Zusammenfassend lassen sich anhand der Online-Befragungen folgende Thesen ableiten:

  • Ökonomisches Arbeiten in der Tiermedizin wird in Zukunft an Bedeutung gewinnen. Schon in der Universität sollte betriebswirtschaftliches Wissen vermittelt werden.
  • Die Einkommenslücke in der Tiermedizin, nicht nur zwischen den Geschlechtern, sondern auch zu anderen Berufsgruppen im Gesundheitswesen, ist sehr groß.
  • Praxisinhaberinnen und Praxisinhaber sind zunehmend als Unternehmer tätig. Moderne technische Methoden werden in Zukunft eine größere Rolle einnehmen.
  • Ungünstige Studienzulassungsvoraussetzungen und Arbeitsbedingungen verstärken den Nachwuchsmangel.

Lösungsideen aus der Praxis

Anschließend an die Online-Umfrage wurden insgesamt 15 Interviews (2021) durchgeführt. Voraussetzung zur Teilnahme am Interview war, dass mindestens zehn Jahre die Inhaberschaft einer tiermedizinischen Praxis bzw. Klinik vorliegt. In diesen Interviews wurden die erarbeiteten Lösungsansätze diskutiert, die das tiermedizinische Berufsbild wieder attraktiver gestalten sollen.
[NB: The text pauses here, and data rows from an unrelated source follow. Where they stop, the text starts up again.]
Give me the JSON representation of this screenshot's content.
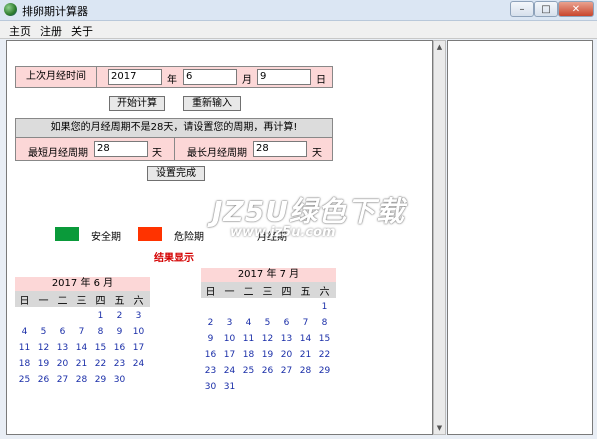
{
  "window": {
    "title": "排卵期计算器",
    "buttons": {
      "minimize": "–",
      "maximize": "□",
      "close": "✕"
    }
  },
  "menu": [
    "主页",
    "注册",
    "关于"
  ],
  "last_period": {
    "label": "上次月经时间",
    "year": "2017",
    "year_unit": "年",
    "month": "6",
    "month_unit": "月",
    "day": "9",
    "day_unit": "日"
  },
  "buttons": {
    "start": "开始计算",
    "reset": "重新输入",
    "done": "设置完成"
  },
  "cycle": {
    "notice": "如果您的月经周期不是28天，请设置您的周期，再计算!",
    "min_label": "最短月经周期",
    "min_value": "28",
    "min_unit": "天",
    "max_label": "最长月经周期",
    "max_value": "28",
    "max_unit": "天"
  },
  "legend": [
    {
      "label": "安全期",
      "color": "#0a9a3a"
    },
    {
      "label": "危险期",
      "color": "#ff3300"
    },
    {
      "label": "月经期",
      "color": ""
    }
  ],
  "result_title": "结果显示",
  "watermark": {
    "line1": "JZ5U绿色下载",
    "line2": "www.jz5u.com"
  },
  "calendars": [
    {
      "title": "2017 年 6 月",
      "weekdays": [
        "日",
        "一",
        "二",
        "三",
        "四",
        "五",
        "六"
      ],
      "weeks": [
        [
          "",
          "",
          "",
          "",
          "1",
          "2",
          "3"
        ],
        [
          "4",
          "5",
          "6",
          "7",
          "8",
          "9",
          "10"
        ],
        [
          "11",
          "12",
          "13",
          "14",
          "15",
          "16",
          "17"
        ],
        [
          "18",
          "19",
          "20",
          "21",
          "22",
          "23",
          "24"
        ],
        [
          "25",
          "26",
          "27",
          "28",
          "29",
          "30",
          ""
        ]
      ]
    },
    {
      "title": "2017 年 7 月",
      "weekdays": [
        "日",
        "一",
        "二",
        "三",
        "四",
        "五",
        "六"
      ],
      "weeks": [
        [
          "",
          "",
          "",
          "",
          "",
          "",
          "1"
        ],
        [
          "2",
          "3",
          "4",
          "5",
          "6",
          "7",
          "8"
        ],
        [
          "9",
          "10",
          "11",
          "12",
          "13",
          "14",
          "15"
        ],
        [
          "16",
          "17",
          "18",
          "19",
          "20",
          "21",
          "22"
        ],
        [
          "23",
          "24",
          "25",
          "26",
          "27",
          "28",
          "29"
        ],
        [
          "30",
          "31",
          "",
          "",
          "",
          "",
          ""
        ]
      ]
    }
  ]
}
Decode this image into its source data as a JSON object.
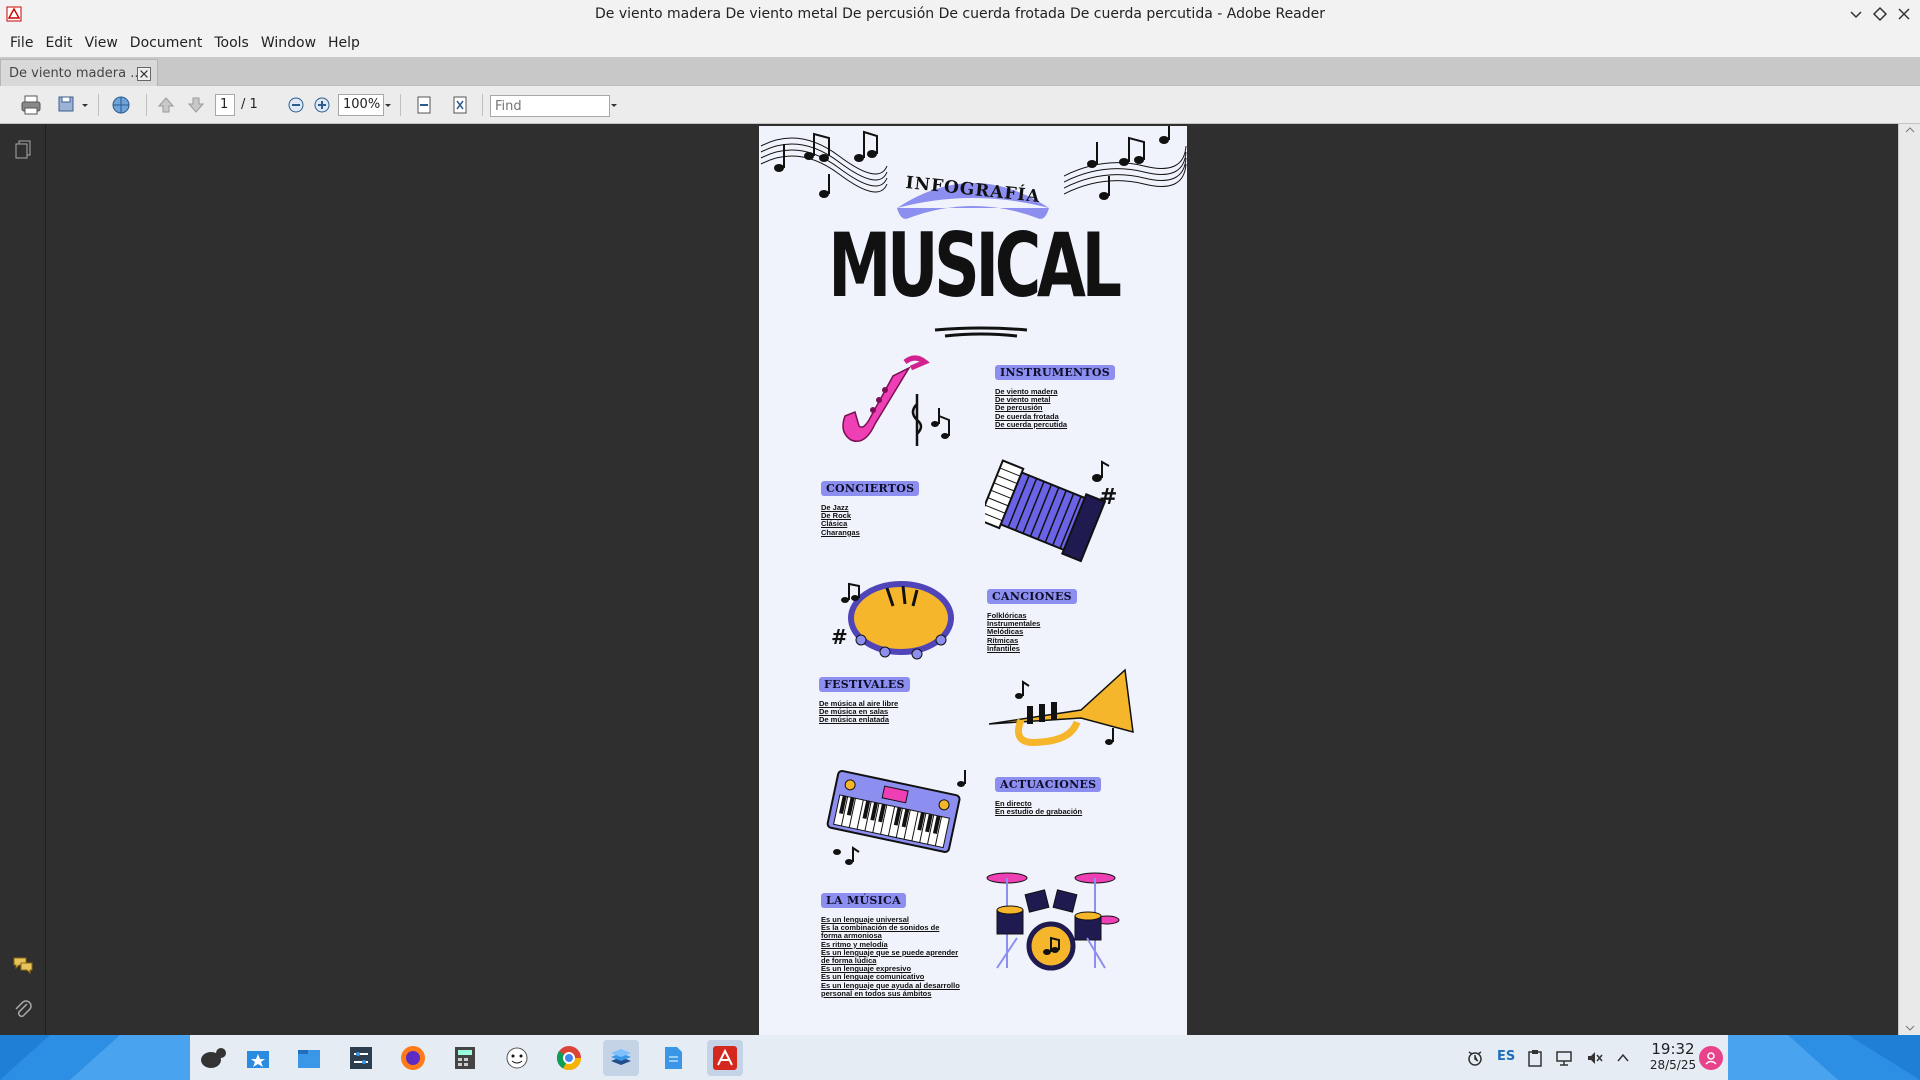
{
  "window": {
    "title": "De viento madera De viento metal De percusión De cuerda frotada De cuerda percutida - Adobe Reader"
  },
  "menu": [
    "File",
    "Edit",
    "View",
    "Document",
    "Tools",
    "Window",
    "Help"
  ],
  "tab": {
    "label": "De viento madera ..."
  },
  "toolbar": {
    "page_current": "1",
    "page_total": "/ 1",
    "zoom": "100%",
    "find_placeholder": "Find"
  },
  "document": {
    "banner": "INFOGRAFÍA",
    "heading": "MUSICAL",
    "sections": [
      {
        "title": "INSTRUMENTOS",
        "items": [
          "De viento madera",
          "De viento metal",
          "De percusión",
          "De cuerda frotada",
          "De cuerda percutida"
        ]
      },
      {
        "title": "CONCIERTOS",
        "items": [
          "De Jazz",
          "De Rock",
          "Clásica",
          "Charangas"
        ]
      },
      {
        "title": "CANCIONES",
        "items": [
          "Folklóricas",
          "Instrumentales",
          "Melódicas",
          "Rítmicas",
          "Infantiles"
        ]
      },
      {
        "title": "FESTIVALES",
        "items": [
          "De música al aire libre",
          "De música en salas",
          "De música enlatada"
        ]
      },
      {
        "title": "ACTUACIONES",
        "items": [
          "En directo",
          "En estudio de grabación"
        ]
      },
      {
        "title": "LA MÚSICA",
        "items": [
          "Es un lenguaje universal",
          "Es la combinación de sonidos de forma armoniosa",
          "Es ritmo y melodía",
          "Es un lenguaje que se puede aprender de forma lúdica",
          "Es un lenguaje expresivo",
          "Es un lenguaje comunicativo",
          "Es un lenguaje que ayuda al desarrollo personal en todos sus ámbitos"
        ]
      }
    ]
  },
  "taskbar": {
    "language": "ES",
    "time": "19:32",
    "date": "28/5/25"
  },
  "colors": {
    "accent_pill": "#8d8ff0",
    "page_bg": "#f0f3fb",
    "viewer_bg": "#2f2f2f",
    "taskbar_blue": "#1f7fd6"
  }
}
Die Ergebnisse der Interviews unterstreichen die folgenden konkreten Handlungsempfehlungen des tiermedizinischen Berufsstandes:

  • stärkere Ökonomisierung, höhere Gehälter
  • attraktivere (flexible) Arbeitsbedingungen
  • Abschaffung des NCs, verpflichtendes Praktikum vor Studienbeginn
  • Digitalisierungsstrategie, Bürokratieabbau
  • freiwillige Tierkrankenversicherungen
  • Gemeinschaftspraxen und -kliniken zur Nutzung von Synergieeffekten

Für mehr Wirtschaftlichkeit in der Tiermedizin ist eine korrekte Abrechnung ein wichtiger Ansatz. Dazu zählt die ständige Aktualisierung der GOT als Grundlage für die korrekte Rechnungsstellung tierärztlicher Leistungen. Höhere Einnahmen ermöglichen Investitionen in Digitalisierung. Neuartige technologische Entwicklungen können das Praxis- bzw. Klinikmanagement durch effizientere Lösungen wie beispielsweise Telemedizin ausweiten. Auch Flexibilität ist ein mögliches Ergebnis von verbesserten Arbeitsbedingungen und optimiertem Management.

Aktuell ist das Pensum, das Tierärztinnen und Tierärzte mit Managementaufgaben verbringen, gering. Doch die Tierärztinnen und Tierärzte beginnen zunehmend ökonomisch zu agieren, somit gibt es einen Ausbau des Unternehmertums in der tiermedizinischen Branche. Wirtschaftliches Arbeiten in der Tiermedizin ist, wie in der gesamten Gesundheitsbranche, immer eine Chance und Herausforderung zugleich. Damit die Tiermedizin auch in Zukunft eine attraktive Tätigkeit bleibt, müssen die Rahmenbedingungen dringend verbessert werden.